The influence of race/ethnicity and insurance status on opioid prescribing among pediatric inpatients is a “complex and multifaceted” issue, according to the researchers of a study on the topic.

This cross-sectional study encompassed data from a pediatric children’s hospital in Southern California. A total of 55,944 encounters that took place between June 2013 and June 2018 were reviewed.

The researchers reported that race/ethnicity had “a significant main effect” on opioid and non-opioid orders. For Black patients, compared to Asian, Hispanic, and White patients, physicians ordered far fewer opioid medications—but more non-opioid medications. Health insurance payer type was found to affect non-opioid orders: government-sponsored plans such as Medi-Cal and Medicare were correlated with fewer non-opioid prescriptions when compared with HMO and PPO insurance.
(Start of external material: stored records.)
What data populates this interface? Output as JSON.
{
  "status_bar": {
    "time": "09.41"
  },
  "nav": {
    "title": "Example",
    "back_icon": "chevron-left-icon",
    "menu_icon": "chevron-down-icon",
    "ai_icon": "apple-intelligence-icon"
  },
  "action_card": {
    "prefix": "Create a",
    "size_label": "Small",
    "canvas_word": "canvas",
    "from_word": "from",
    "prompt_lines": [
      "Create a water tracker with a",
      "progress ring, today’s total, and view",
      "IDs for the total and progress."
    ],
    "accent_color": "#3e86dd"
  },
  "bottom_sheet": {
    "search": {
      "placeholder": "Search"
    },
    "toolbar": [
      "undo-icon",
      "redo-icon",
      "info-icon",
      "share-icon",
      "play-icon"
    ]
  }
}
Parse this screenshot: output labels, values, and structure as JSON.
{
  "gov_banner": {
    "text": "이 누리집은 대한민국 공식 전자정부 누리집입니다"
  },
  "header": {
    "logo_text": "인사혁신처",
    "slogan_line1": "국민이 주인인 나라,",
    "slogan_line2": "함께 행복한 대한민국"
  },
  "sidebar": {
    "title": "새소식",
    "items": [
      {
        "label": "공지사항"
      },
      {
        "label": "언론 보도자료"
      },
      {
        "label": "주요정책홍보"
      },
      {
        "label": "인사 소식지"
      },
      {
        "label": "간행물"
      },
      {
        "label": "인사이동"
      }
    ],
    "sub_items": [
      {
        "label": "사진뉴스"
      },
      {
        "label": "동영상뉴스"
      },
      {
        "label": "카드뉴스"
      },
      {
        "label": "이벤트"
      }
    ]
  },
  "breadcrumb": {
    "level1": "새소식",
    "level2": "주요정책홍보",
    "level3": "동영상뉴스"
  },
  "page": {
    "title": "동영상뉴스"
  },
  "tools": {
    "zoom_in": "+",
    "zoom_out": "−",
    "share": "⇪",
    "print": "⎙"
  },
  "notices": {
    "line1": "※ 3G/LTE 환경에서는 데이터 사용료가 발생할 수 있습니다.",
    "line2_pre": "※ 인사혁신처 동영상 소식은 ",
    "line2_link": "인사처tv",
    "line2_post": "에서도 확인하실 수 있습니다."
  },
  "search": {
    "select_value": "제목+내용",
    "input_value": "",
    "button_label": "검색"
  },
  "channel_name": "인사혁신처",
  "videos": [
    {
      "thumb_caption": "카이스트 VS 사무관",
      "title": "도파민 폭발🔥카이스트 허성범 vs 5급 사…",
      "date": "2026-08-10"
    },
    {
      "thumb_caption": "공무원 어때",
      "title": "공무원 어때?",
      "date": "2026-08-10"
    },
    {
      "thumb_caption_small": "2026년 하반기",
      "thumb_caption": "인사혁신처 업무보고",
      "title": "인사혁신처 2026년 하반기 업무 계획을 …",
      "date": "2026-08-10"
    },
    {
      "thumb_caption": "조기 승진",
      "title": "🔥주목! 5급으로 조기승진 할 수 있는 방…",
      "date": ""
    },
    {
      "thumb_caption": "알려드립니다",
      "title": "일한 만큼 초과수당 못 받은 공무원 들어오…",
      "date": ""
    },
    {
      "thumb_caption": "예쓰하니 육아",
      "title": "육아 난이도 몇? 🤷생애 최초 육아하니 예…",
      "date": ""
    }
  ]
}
The interaction of race/ethnicity with insurance coverage also appeared to play a role in opioid orders, the study authors observed. The highest number of opioid orders was observed among White patients with “other insurance coverage. Meanwhile, Black patients with PPO coverage, compared to those with government and HMO coverage, received fewer opioids. However, Asian patients with PPO coverage, compared to those with government and HMO coverage, received more opioids.

The study appeared in the Journal of Racial and Ethnic Health Disparities.

“Findings suggest that the relationship between race/ethnicity, insurance type, and physician decisions opioid prescribing is complex and multifaceted. Given that consistency in opioid prescribing should be seen regardless of patient background characteristics, future studies should continue to assess and monitor unequitable differences in care,” the researchers concluded.

Notably, racial disparities in opioid prescribing have been observed previously. A recent study found that race and age—rather than pain scores—played a significant role in determining whether long bone fracture patients were treated with opioids.

In that study of 115 patients (average age, 29.0 years; 55% were male), most of whom were non-White (n=64; 55%), females had significantly higher pain scores than males, and medication class administration differed somewhat between the sexes. When assessing by race, pain scores did not largely differ between white and non-white patients. But white patients were significantly more likely to receive opiates than non-white patients (70% vs. 50%).